Same thing at home. We try to get the kids to do what we want them to do, but restraining them or immobilizing them doesn’t always work. So we need to convince them. And kids are just goddamn strange. They don’t always eat when they’re hungry, sleep when they’re tired, or take medicine when they’re sick. As adults, it makes no sense. If I had just spent a long day at the pool and let out a big yawn and Jill told me to go to bed my response would be in the form of a snore. But kids would rather collapse.
So at night we have to make the case for how important sleep is and how much they’ll need their energy for an even better tomorrow. With the current rate of escalation, I think we’re going to need to promise space travel very soon. In the morning , I can’t just give my 3 year-old a banana—that shit had better be a “monkey banana.” At lunch it’s not V8 Juice; it’s “Princess Juice” for Elsa or “Jedi Juice” for Ian. And I think when it’s time for medicine the story line is that it’s super-power serum. Sometimes all of this repackaging even works. When it does, I think it’s because deep down they know you care enough to lie right to their little faces.
But mostly you should just prepare for failure. Really. A lot of times, things don’t come out exactly as planned in marketing.
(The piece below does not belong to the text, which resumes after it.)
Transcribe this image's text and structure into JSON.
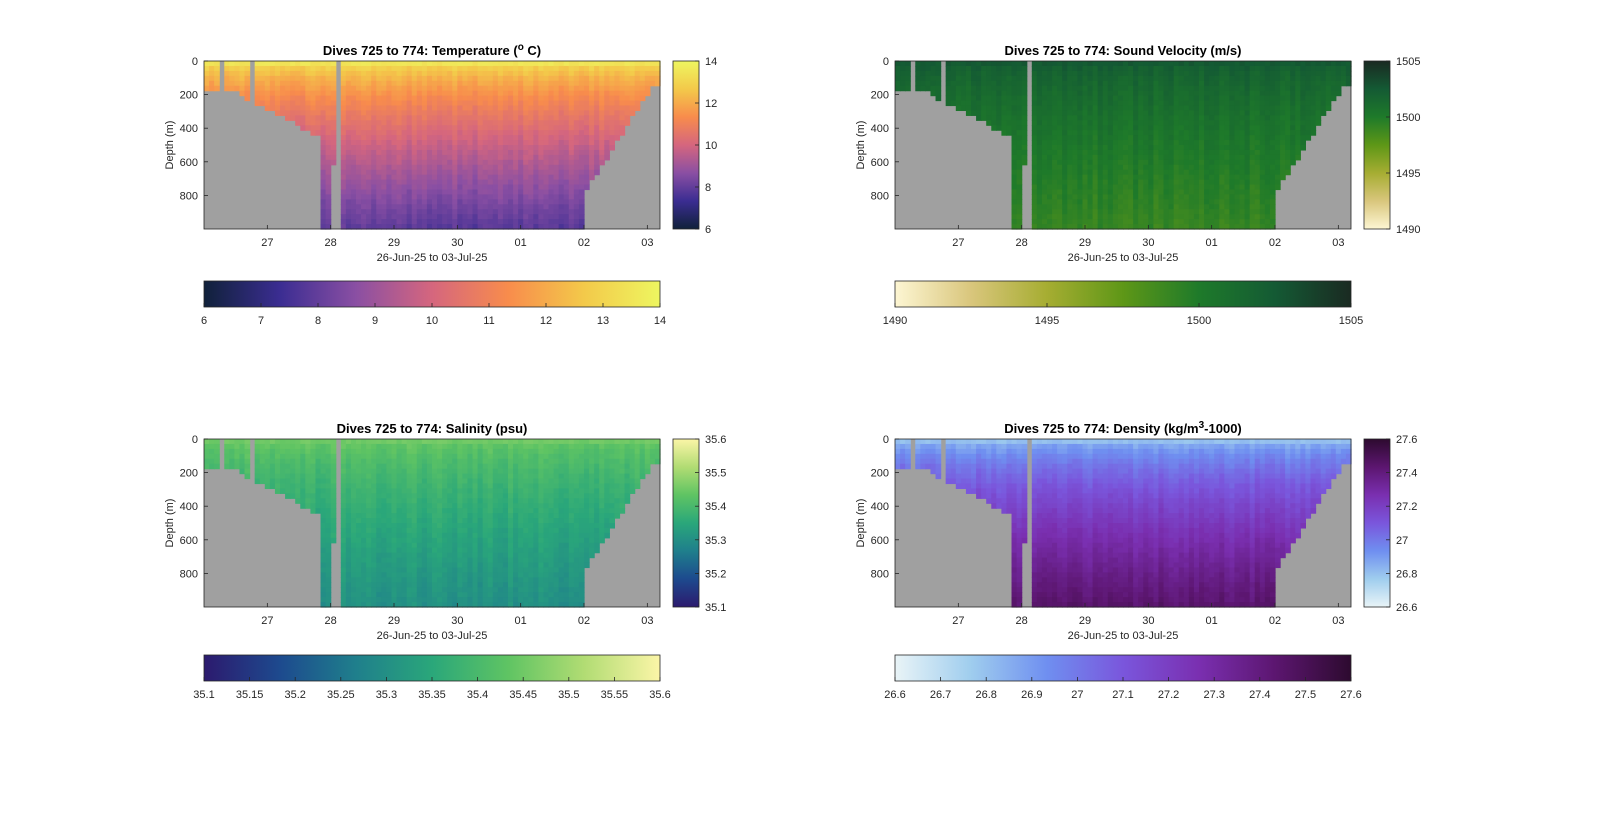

Sure there are those successes stories, but any number of things can go wrong: we are forced to compromise into making a weak ad, we’ve produced a brilliant website—but the client isn’t going to do anything to send people to it, we did everything exactly as planned but we’re just not getting the results we hoped for. You can work and rework when possible, but at some point you just have to throw your hands up and put your pencils down. And accept imperfection.
Parenting is far worse. And it’s a job you’ll have for the rest of your life. You can’t quit. In those moments of failure, being a parent will leave you feeling frustrated and burnt out and unappreciated and remorseful. Your kids will fight your help when you’re trying to help them. They will have their own ideas and they will scream for those ideas. It’s in those moments of failure that all you can do is just accept it and play the only card that will get you through these years and the ones to come. It’s a card you can’t play in your career. It’s the one that trumps all others. It’s love. Love the hell out of them while you can.
PS: By now you’ve probably realized that you didn’t learn a damn thing with this post. More than likely you’ve already found your own ways to cajole your kids into doing what they need to do to survive childhood. And you might not have a career in marketing. To that I will say: well maybe you should have a career in marketing. And teaching you something was never really the point—this post was largely conceived so I could complain about two things at once.